Comcast-TW Cable Opposition Heats Up Even With Another FCC Delay

Opponents of the Comcast-Time Warner Cable merger are prepping for the next round of verbal brawling on Tuesday, the FCC’s deadline for more comments regarding the pros and cons of the $45 billion deal.

Separately, the FCC on Monday implemented another delay of the time clock governing the schedule of its review. The commission said that FCC recently discovered some 31,000 Comcast-TW Cable documents that would not be delivered to the commission until Dec. 30 because of a “vendor delay.” Earlier, 7,000 documents arrived Dec. 9-10 after being withheld because Comcast-TW Cable believed they were protected by attorney-client privilege.

Given the data dump, the FCC opted to stop the 180-day time clock, a guiding principle designed to prevent the deal review process from dragging on infinitely, to give staff time to review the documents. With the new Jan. 12 restart date, the FCC is expected to hold its vote on the proposed merger by the end of March.

The FCC did not change the Dec. 23 deadline for reply comments to the lengthy response to earlier comments that Comcast filed with the commission on Sept. 24. That filing was noted for its aggressive stance against critics of the deal.

Satcaster Dish Network used that against Comcast in its reply comment filed Tuesday. Dish, a company known for its pugnacious approach to dealmaking, has been one of the most vocal industry opponents of the union of the nation’s two largest cable operators.

It speaks volumes about the current concerns about the health of traditional pay TV providers that Dish’s 40-plus page reply comment focuses largely on the impact of a combined Comcast-TW Cable on the broadband market. Dish is in the midst of assembling an over-the-top channel package to be distributed via broadband. The filing spells out numerous ways that it fears Comcast-TW Cable could interfere with or squash the nascent service because of its big footprint in broadcast.

Dish’s filing calls Comcast’s discussion of arguments made by merger opponents “hectoring, high-handed, strident, shrill… It gives us a view into the post-merger world that the Applicants will create if the commission approves this transaction. … The arrogant tone and sense of entitlement on display provide useful insight into how the combined company will treat the American consumer and competitors if this merger is approved.”

In a nutshell, Dish reiterates its view that the expanded Comcast will use its reach and clout to drive consumers to its own services at the expense of competitors. The filing lays out three “choke points” in the process of delivering data and video to the home where Comcast-TW Cable would have enormous sway over key technological decisions.

The larger company would also have that much more leverage to demand high fees for carrying NBCUniversal cable channels — or withhold them entirely to prevent a potential competitor from getting off the ground, according to Dish.

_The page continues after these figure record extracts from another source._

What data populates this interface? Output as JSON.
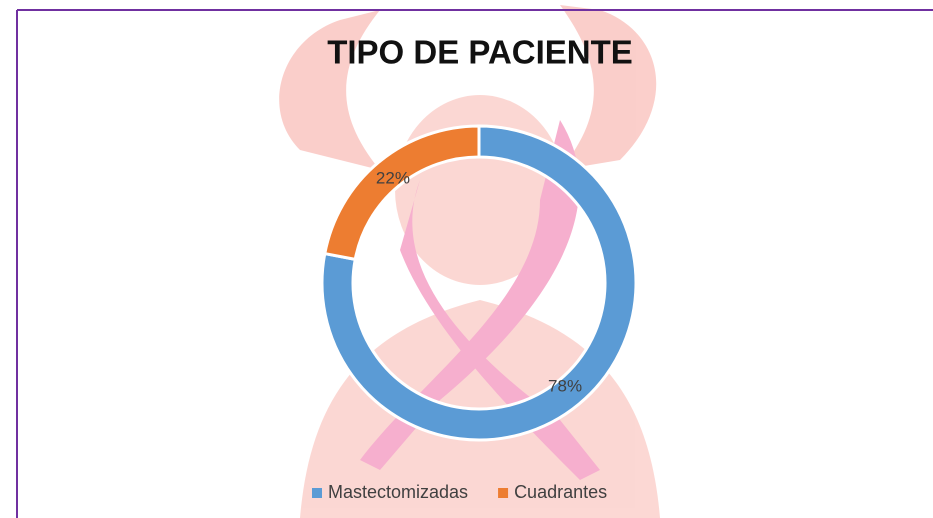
{
  "chart_data": {
    "type": "donut",
    "title": "TIPO DE PACIENTE",
    "categories": [
      "Mastectomizadas",
      "Cuadrantes"
    ],
    "values": [
      78,
      22
    ],
    "value_labels": [
      "78%",
      "22%"
    ],
    "colors": [
      "#5b9bd5",
      "#ed7d31"
    ],
    "legend": "bottom"
  }
}
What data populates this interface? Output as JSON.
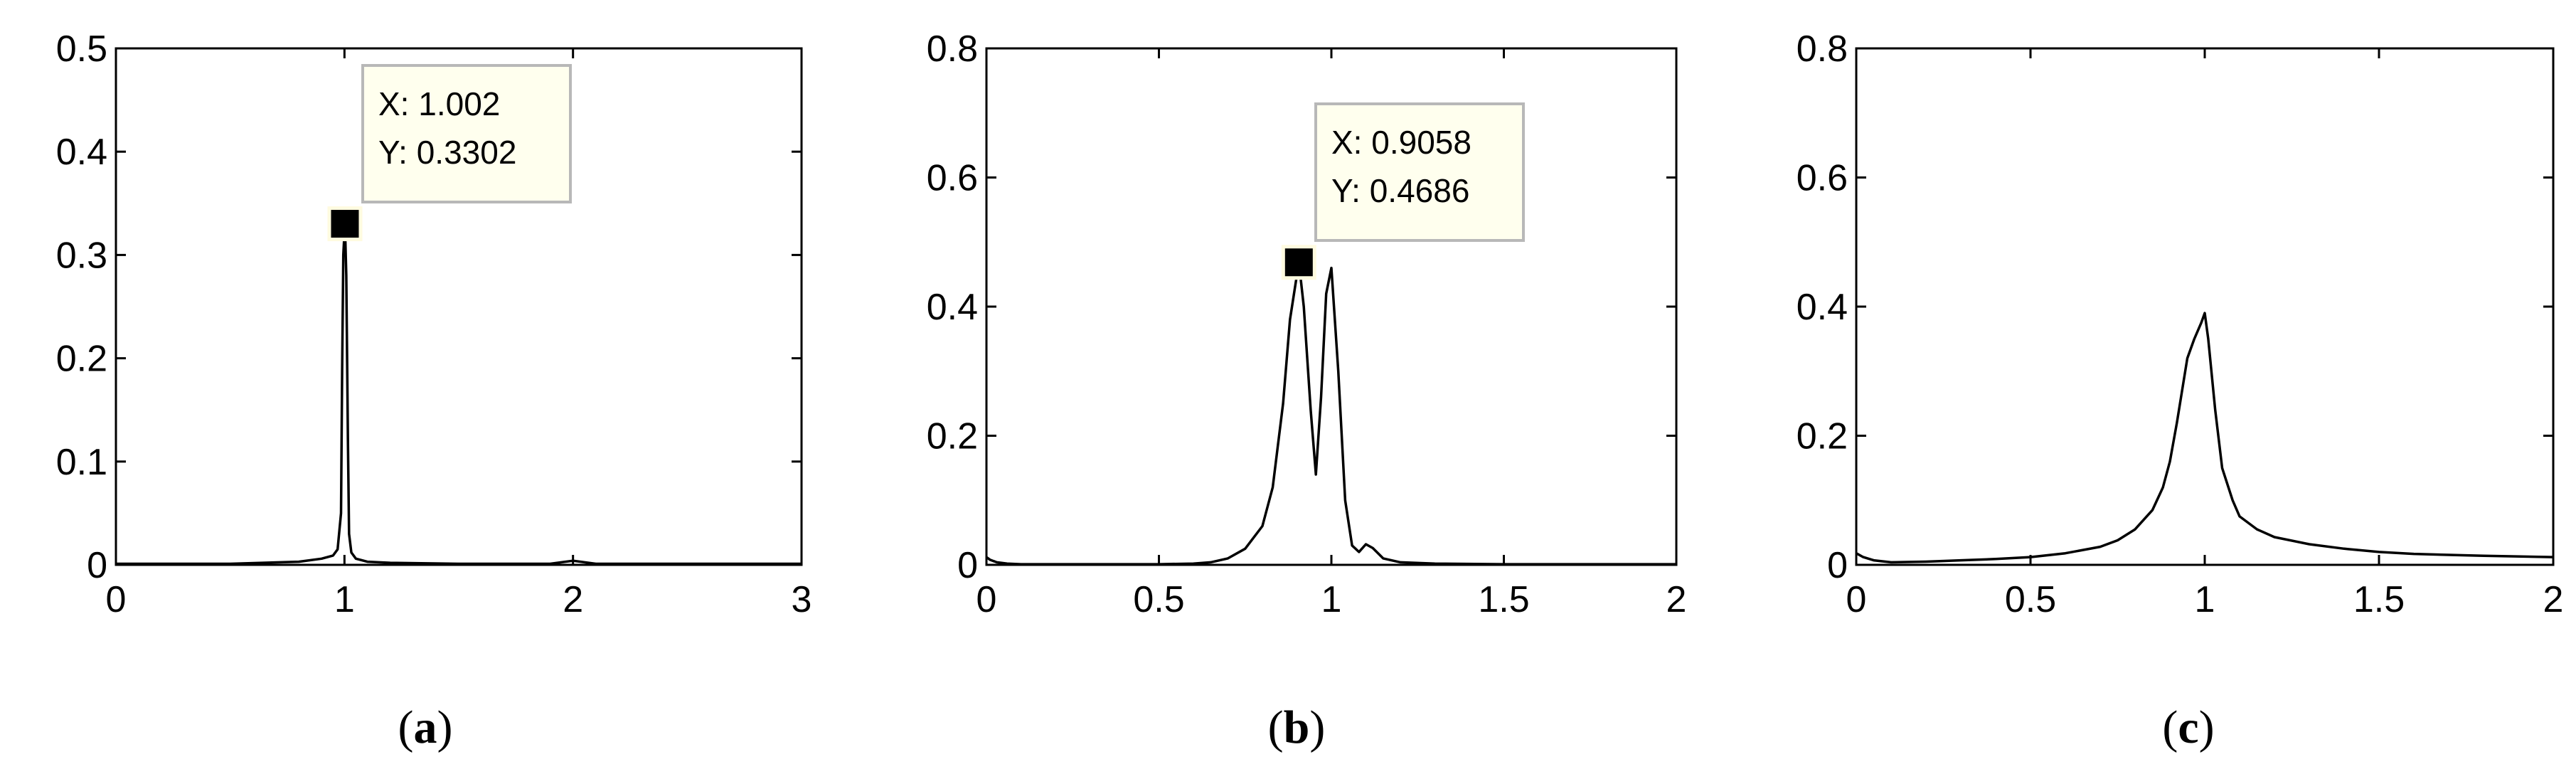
{
  "chart_data": [
    {
      "type": "line",
      "caption": {
        "open": "(",
        "letter": "a",
        "close": ")"
      },
      "xlim": [
        0,
        3
      ],
      "ylim": [
        0,
        0.5
      ],
      "xticks": [
        0,
        1,
        2,
        3
      ],
      "xtick_labels": [
        "0",
        "1",
        "2",
        "3"
      ],
      "yticks": [
        0,
        0.1,
        0.2,
        0.3,
        0.4,
        0.5
      ],
      "ytick_labels": [
        "0",
        "0.1",
        "0.2",
        "0.3",
        "0.4",
        "0.5"
      ],
      "grid": false,
      "x": [
        0,
        0.5,
        0.8,
        0.9,
        0.95,
        0.97,
        0.985,
        0.99,
        0.995,
        1.002,
        1.008,
        1.015,
        1.02,
        1.03,
        1.05,
        1.1,
        1.2,
        1.5,
        1.9,
        2.0,
        2.1,
        2.5,
        3.0
      ],
      "y": [
        0.001,
        0.001,
        0.003,
        0.006,
        0.009,
        0.015,
        0.05,
        0.19,
        0.3,
        0.3302,
        0.28,
        0.12,
        0.03,
        0.012,
        0.006,
        0.003,
        0.002,
        0.001,
        0.001,
        0.004,
        0.001,
        0.001,
        0.001
      ],
      "datatip": {
        "x_label": "X: 1.002",
        "y_label": "Y: 0.3302",
        "x": 1.002,
        "y": 0.3302
      }
    },
    {
      "type": "line",
      "caption": {
        "open": "(",
        "letter": "b",
        "close": ")"
      },
      "xlim": [
        0,
        2
      ],
      "ylim": [
        0,
        0.8
      ],
      "xticks": [
        0,
        0.5,
        1,
        1.5,
        2
      ],
      "xtick_labels": [
        "0",
        "0.5",
        "1",
        "1.5",
        "2"
      ],
      "yticks": [
        0,
        0.2,
        0.4,
        0.6,
        0.8
      ],
      "ytick_labels": [
        "0",
        "0.2",
        "0.4",
        "0.6",
        "0.8"
      ],
      "grid": false,
      "x": [
        0,
        0.01,
        0.03,
        0.06,
        0.1,
        0.3,
        0.5,
        0.6,
        0.65,
        0.7,
        0.75,
        0.8,
        0.83,
        0.86,
        0.88,
        0.9058,
        0.92,
        0.94,
        0.955,
        0.97,
        0.985,
        1.0,
        1.02,
        1.04,
        1.06,
        1.08,
        1.1,
        1.12,
        1.15,
        1.2,
        1.3,
        1.5,
        1.8,
        2.0
      ],
      "y": [
        0.012,
        0.008,
        0.004,
        0.002,
        0.001,
        0.001,
        0.001,
        0.002,
        0.004,
        0.01,
        0.025,
        0.06,
        0.12,
        0.25,
        0.38,
        0.4686,
        0.4,
        0.24,
        0.14,
        0.26,
        0.42,
        0.46,
        0.3,
        0.1,
        0.03,
        0.02,
        0.032,
        0.026,
        0.01,
        0.004,
        0.002,
        0.001,
        0.001,
        0.001
      ],
      "datatip": {
        "x_label": "X: 0.9058",
        "y_label": "Y: 0.4686",
        "x": 0.9058,
        "y": 0.4686
      }
    },
    {
      "type": "line",
      "caption": {
        "open": "(",
        "letter": "c",
        "close": ")"
      },
      "xlim": [
        0,
        2
      ],
      "ylim": [
        0,
        0.8
      ],
      "xticks": [
        0,
        0.5,
        1,
        1.5,
        2
      ],
      "xtick_labels": [
        "0",
        "0.5",
        "1",
        "1.5",
        "2"
      ],
      "yticks": [
        0,
        0.2,
        0.4,
        0.6,
        0.8
      ],
      "ytick_labels": [
        "0",
        "0.2",
        "0.4",
        "0.6",
        "0.8"
      ],
      "grid": false,
      "x": [
        0,
        0.02,
        0.05,
        0.1,
        0.2,
        0.3,
        0.4,
        0.5,
        0.6,
        0.7,
        0.75,
        0.8,
        0.85,
        0.88,
        0.9,
        0.92,
        0.95,
        0.97,
        0.99,
        1.0,
        1.01,
        1.03,
        1.05,
        1.08,
        1.1,
        1.15,
        1.2,
        1.3,
        1.4,
        1.5,
        1.6,
        1.8,
        2.0
      ],
      "y": [
        0.018,
        0.012,
        0.007,
        0.004,
        0.005,
        0.007,
        0.009,
        0.012,
        0.018,
        0.028,
        0.038,
        0.055,
        0.085,
        0.12,
        0.16,
        0.22,
        0.32,
        0.35,
        0.375,
        0.39,
        0.35,
        0.24,
        0.15,
        0.1,
        0.075,
        0.055,
        0.043,
        0.032,
        0.025,
        0.02,
        0.017,
        0.014,
        0.012
      ]
    }
  ]
}
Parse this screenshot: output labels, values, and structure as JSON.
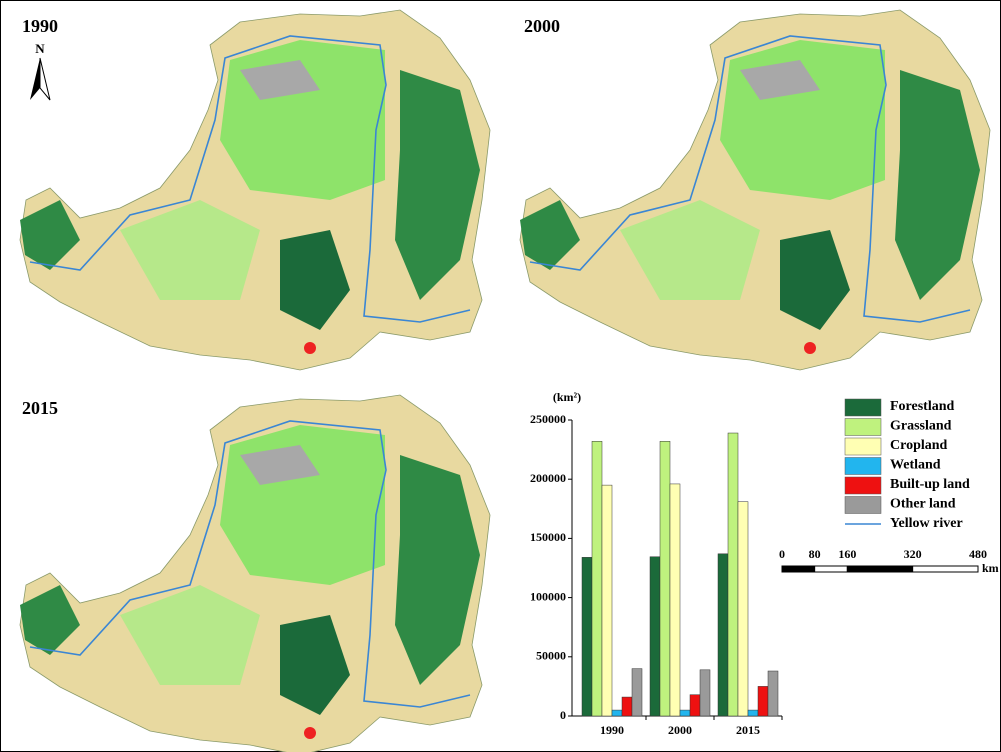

Dish scoffed at Comcast’s assertion that its broadband pipes would not discriminate against content from rival companies because it would lose broadband customers in the long run. Dish cited Comcast’s internal stats that would appear to indicate that the company has a low churn rate of broadband customers. (Dish’s filing was heavily redacted when referencing financial info and proprietary data.)

“Comcast is almost like the Hotel California of broadband, an establishment guests can check into but never leave,” Dish’s filing asserted.

More reply comments are expected on Tuesday. The Stop Mega Comcast Coalition, a collection of industry players, including Dish and media watchdog groups, will hold a media conference call to discuss the filings and promo their effort to torpedo the deal.

Comcast had no comment on Dish’s filing. The company did respond to the FCC’s delay of the review time clock.

“This limited and defined three-week clock stoppage allows FCC staff to review the new materials, and we remain on track for the transaction review to be concluded early in 2015. We are pleased that the FCC did not delay the December 23 reply comment deadline so that work on the transaction will continue, and we’ll be filing our final comments tomorrow.”